Concernant la réforme des retraites, un sujet brûlant en France depuis plusieurs années, Michel Barnier a exprimé sa volonté de “prendre le temps d’améliorer” cette réforme, tout en préservant le cadre financier qui a été mis en place. Cette réforme, qui a provoqué de nombreuses manifestations et mouvements sociaux, prévoit le rapport progressif de l’âge légal de départ à la retraite à 64 ans, un point que Barnier souhaite ajuster en consultation avec les partenaires sociaux.
Le Premier ministre a souligné l’importance du dialogue avec les syndicats et les autres acteurs du monde du travail pour trouver des solutions qui permettront d’améliorer ce système, tout en assurant sa viabilité économique à long terme.
Sur le plan des droits sociaux et sociétaux, Michel Barnier a tenu à rassurer. Face aux inquiétudes exprimées par certaines franges de la population, notamment après l’entrée de plusieurs ministres conservateurs dans son gouvernement, il a affirmé que les grandes lois relatives au « progrès social ou sociétal » seraient « intégralement préservées ». Il s’est ainsi engagé à protéger les droits acquis en matière d’interruption volontaire de grossesse (IVG), de procréation médicalement assistée (PMA) et de droits des personnes LGBT. Barnier s’est montré inflexible sur ce sujet, affirmant qu’il serait un “rempart” contre toute tentative de revenir sur ces droits fondamentaux, et qu’il n’y aurait “aucune ambiguïté” à ce sujet.
Cette déclaration fait écho aux préoccupations exprimées plus tôt dans la journée par Gabriel Attal, qui avait demandé des garanties sur la préservation des droits liés à la PMA, à l’IVG et aux droits des personnes LGBT.
L’interview a également été l’occasion pour Michel Barnier de dévoiler un engagement personnel fort : faire de la santé mentale la “grande cause nationale” en 2025. Ce sujet, qui lui tient particulièrement à cœur en raison de l’engagement de sa mère, présidente d’une association nationale pour les familles et amis de malades mentaux, est cruciale dans le contexte actuel. En effet, la psychiatrie française fait face à une crise profonde avec un tiers des postes de praticiens hospitaliers vacants et une diminution constante du nombre de lits disponibles, alors que la demande a doublé au cours des vingt dernières années.
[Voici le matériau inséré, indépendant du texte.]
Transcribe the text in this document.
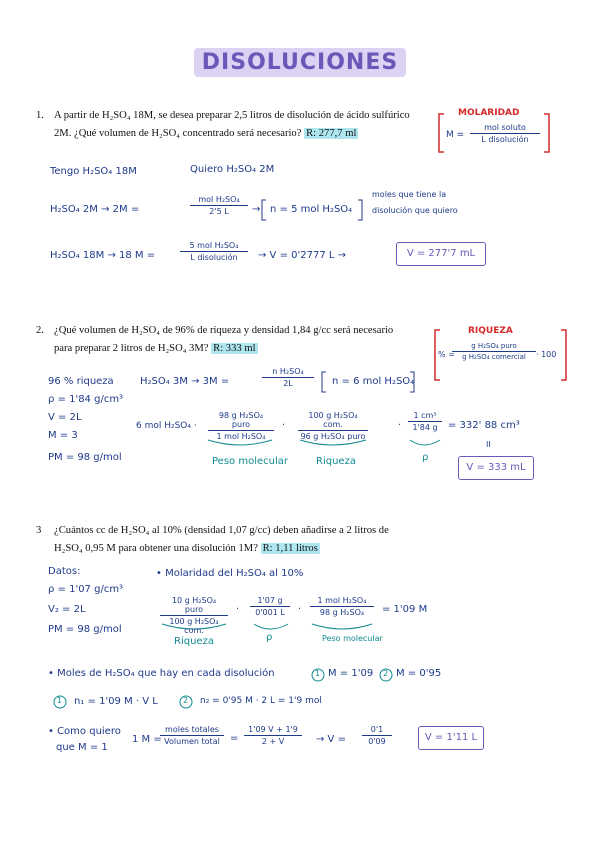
DISOLUCIONES
1. A partir de H₂SO₄ 18M, se desea preparar 2,5 litros de disolución de ácido sulfúrico
2M. ¿Qué volumen de H₂SO₄ concentrado será necesario? R: 277,7 ml
MOLARIDAD
M =
mol soluto
L disolución
Tengo H₂SO₄ 18M	Quiero H₂SO₄ 2M
H₂SO₄ 2M → 2M =
mol H₂SO₄
2'5 L	→ n = 5 mol H₂SO₄
moles que tiene la
disolución que quiero
H₂SO₄ 18M → 18 M =
5 mol H₂SO₄
L disolución	→ V = 0'2777 L →	V = 277'7 mL
2. ¿Qué volumen de H₂SO₄ de 96% de riqueza y densidad 1,84 g/cc será necesario
para preparar 2 litros de H₂SO₄ 3M? R: 333 ml
RIQUEZA
% =
g H₂SO₄ puro
g H₂SO₄ comercial	· 100
96 % riqueza
ρ = 1'84 g/cm³
V = 2L
M = 3
PM = 98 g/mol
H₂SO₄ 3M → 3M =	$\frac{\text{n H₂SO₄}}{2L}$ n = 6 mol H₂SO₄
6 mol H₂SO₄ ·
98 g H₂SO₄ puro
1 mol H₂SO₄
·
100 g H₂SO₄ com.
96 g H₂SO₄ puro
· $\frac{\text{1 cm³}}{1'84 g} = 332'$ 88 cm³
II
Peso molecular	Riqueza	ρ
V = 333 mL
3 ¿Cuántos cc de H₂SO₄ al 10% (densidad 1,07 g/cc) deben añadirse a 2 litros de
H₂SO₄ 0,95 M para obtener una disolución 1M? R: 1,11 litros
Datos:
ρ = 1'07 g/cm³
V₂ = 2L
PM = 98 g/mol
• Molaridad del H₂SO₄ al 10%
10 g H₂SO₄ puro
100 g H₂SO₄ com.
· $\frac{1'07 g}{0'001 L}$ ·
1 mol H₂SO₄
98 g H₂SO₄	= 1'09 M
Riqueza	ρ	Peso molecular
• Moles de H₂SO₄ que hay en cada disolución	1 M = 1'09 2 M = 0'95
1 n₁ = 1'09 M · V L	2 n₂ = 0'95 M · 2 L = 1'9 mol
• Como quiero
que M = 1
1 M =
moles totales
Volumen total	= $\frac{1'09 V + 1'9}{2 + V} \to V = \frac{0'1}{0'09}$	V = 1'11 L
Michel Barnier a également rappelé que le Conseil national de la refondation (CNR) consacré à la santé mentale, initialement prévu cet été, avait dû être annulé suite à la dissolution de l’Assemblée nationale. Enfin, il a reconnu que l’absence d’un portefeuille ministériel spécifique dédié aux personnes handicapées, désormais sous la responsabilité du ministre des Solidarités et de l’Autonomie Paul Christophe, avait suscité des critiques, notamment de la part des associations concernées.
Toutefois, Michel Barnier s’est engagé à ce que cette question ne soit pas négligée et qu’un suivi rigoureux soit assuré dans ce domaine. Cette première interview du nouveau Premier ministre a permis d’en savoir davantage sur les priorités de son gouvernement et sa vision pour les deux années à venir. Michel Barnier s’est montré résolu à aborder les principaux défis auxquels la France est confrontée, en prônant la cohésion, le compromis et un engagement ferme en faveur des droits sociaux, de la justice fiscale et de la santé publique. Il reste à voir si ces engagements se concrétiseront dans la pratique au cours des semaines et mois à venir.